Animals in the natural garden
To attract animals, you do not have to change so much in an existing garden: In addition to the lack of chemical pesticides are already sufficient a few "untidy" corners. For if wild plants like Giersch, nettle and Günsel are allowed to spread undisturbed and stacks of deadwood or small piles of stones find a place, attracting a number of species are created, which are increasingly finding food and hiding places there. Even those who plant nectar dispensers such as the fragrance nettle (Agastache), the red sunhat (Echinacea), the girl's eye (Verticillata) and the finch (Liatris) in a sunny bed attract bees, bumblebees and hoverflies.
Butterflies like this lemon butterflies love the nectar-rich flowers of the summer lilac
Not to be missed is a pond, on the banks of which moisture-loving plants and animals such as frogs, newts and dragonflies settle. Holes are populated by insects, and small pests such as hedgehogs, lizards, dormice or slow-moving crawlers hide in rice piles. Color in the garden bring colorful butterflies, which are especially pleased about the nectar-rich flowers of the butterfly bush (Buddleja)
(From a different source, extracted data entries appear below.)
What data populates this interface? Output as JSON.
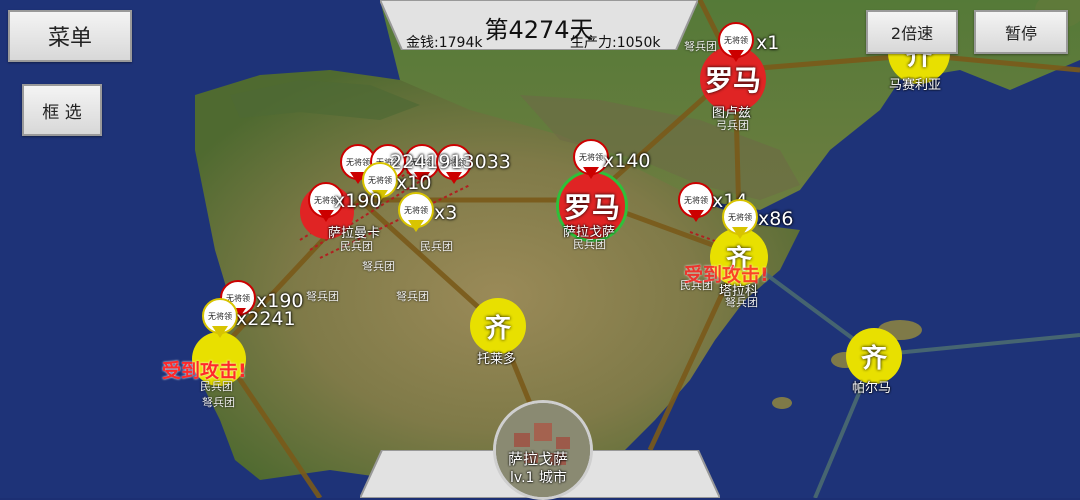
{
  "ui": {
    "menu_label": "菜单",
    "select_label": "框 选",
    "speed_label": "2倍速",
    "pause_label": "暂停",
    "day_text": "第4274天",
    "money_text": "金钱:1794k",
    "production_text": "生产力:1050k"
  },
  "city_panel": {
    "name": "萨拉戈萨",
    "level_text": "lv.1 城市"
  },
  "factions": {
    "rome": {
      "name": "罗马",
      "color": "#e02424"
    },
    "qi": {
      "name": "齐",
      "color": "#e8e000"
    }
  },
  "cities": {
    "toulouse": {
      "glyph": "罗马",
      "name": "图卢兹",
      "unit": "弓兵团"
    },
    "zaragoza": {
      "glyph": "罗马",
      "name": "萨拉戈萨",
      "unit": "民兵团"
    },
    "marseille": {
      "glyph": "齐",
      "name": "马赛利亚"
    },
    "tarraco": {
      "glyph": "齐",
      "name": "塔拉科",
      "unit1": "民兵团",
      "unit2": "弩兵团"
    },
    "toledo": {
      "glyph": "齐",
      "name": "托莱多"
    },
    "mallorca": {
      "glyph": "齐",
      "name": "帕尔马"
    },
    "salamanca": {
      "name": "萨拉曼卡"
    }
  },
  "armies": {
    "general_none": "无将领",
    "toulouse_count": "x1",
    "zaragoza_count": "x140",
    "tarraco_count_a": "x14",
    "tarraco_count_b": "x86",
    "center_count_a": "x10",
    "center_count_b": "x3",
    "cluster_counts": "2241913033",
    "west_count": "x190",
    "west_counts2": "x2213",
    "west_counts3": "x190",
    "west_counts4": "x2241"
  },
  "unit_labels": {
    "militia": "民兵团",
    "crossbow": "弩兵团",
    "crossbow2": "弩兵团",
    "west_unit1": "民兵团",
    "west_unit2": "弩兵团",
    "north_unit": "弩兵团",
    "mid_unit1": "民兵团",
    "mid_unit2": "弩兵团"
  },
  "alerts": {
    "attacked_east": "受到攻击!",
    "attacked_west": "受到攻击!"
  }
}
Plants for the natural garden
Perennial beds can also be planted in natural gardens according to flowering times and flower colors. However, the flower beds do not retain their natural charm until as little intervention as possible in their development. It may happen that low-growing perennials are displaced or settle for Self Seeding tending species such as columbines and thimble vacant spots. Robust wild perennials are preferred for plant selection: beauties for sunny beds are spur-flower, mullein and meadow cranesbill (Geranium pratense), for shady garden areas Waldsteinie, Solomonssiegel and Eisenhut are recommended.
Magnificent ornamental shrubs are only useful as a supplement if they can cope with the site conditions without great care. After all, intensive care not only makes work, but also contradicts the idea of the natural garden.
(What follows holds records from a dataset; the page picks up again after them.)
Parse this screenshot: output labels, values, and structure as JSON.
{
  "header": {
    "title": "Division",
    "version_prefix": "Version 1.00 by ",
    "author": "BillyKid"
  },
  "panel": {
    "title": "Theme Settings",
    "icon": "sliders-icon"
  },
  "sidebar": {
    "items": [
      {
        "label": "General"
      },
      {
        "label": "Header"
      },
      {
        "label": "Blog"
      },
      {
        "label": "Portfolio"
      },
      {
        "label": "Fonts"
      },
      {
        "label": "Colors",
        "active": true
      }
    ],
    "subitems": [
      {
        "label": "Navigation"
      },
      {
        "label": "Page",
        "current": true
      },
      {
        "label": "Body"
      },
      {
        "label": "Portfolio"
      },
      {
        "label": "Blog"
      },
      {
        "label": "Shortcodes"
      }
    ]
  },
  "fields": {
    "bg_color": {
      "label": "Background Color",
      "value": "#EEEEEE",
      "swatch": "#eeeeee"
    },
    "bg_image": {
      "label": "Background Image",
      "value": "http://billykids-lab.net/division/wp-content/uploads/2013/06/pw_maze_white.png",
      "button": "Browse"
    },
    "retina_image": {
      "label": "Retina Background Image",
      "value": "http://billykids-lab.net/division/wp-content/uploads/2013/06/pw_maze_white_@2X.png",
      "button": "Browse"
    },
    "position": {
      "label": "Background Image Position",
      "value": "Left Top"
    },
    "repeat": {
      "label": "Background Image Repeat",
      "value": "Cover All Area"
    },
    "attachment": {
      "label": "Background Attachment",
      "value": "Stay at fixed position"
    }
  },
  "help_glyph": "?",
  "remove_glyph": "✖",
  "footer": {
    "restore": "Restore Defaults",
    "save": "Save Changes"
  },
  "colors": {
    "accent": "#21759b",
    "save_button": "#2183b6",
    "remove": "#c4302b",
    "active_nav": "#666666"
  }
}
If you let him, including the thimble out. The insect hotel is home to numerous creepy-crawlies
Attractive trees for near-natural gardens are the Speierling (Sorbus domestica), Grape Cherry (Prunus padus) and Sal Willow (Salix caprea). Suitable shrubs are ordinary rock pear (Amelanchier ovalis), red honeysuckle (Lonicera xylosteum) and sourthorn (Berberis vulgaris). You do not have to do without non-native trees and shrubs in the new natural garden. The summer lilac, for example, is originally from China, but is also one of the most popular butterfly shrubs here and is an asset to any garden.
Flowering meadows are an indispensable part of natural gardens, as they form a veritable sea of flowers and provide a living space for wild bees and butterflies. In contrast to lawns, flowering meadows provide smooth transitions in the garden and only need to be mowed once or twice a year. In order for them to flower reliably over many years, it is important to consider the location conditions. Specialist seed mixtures are available depending on the nutrient content and moisture of the soil.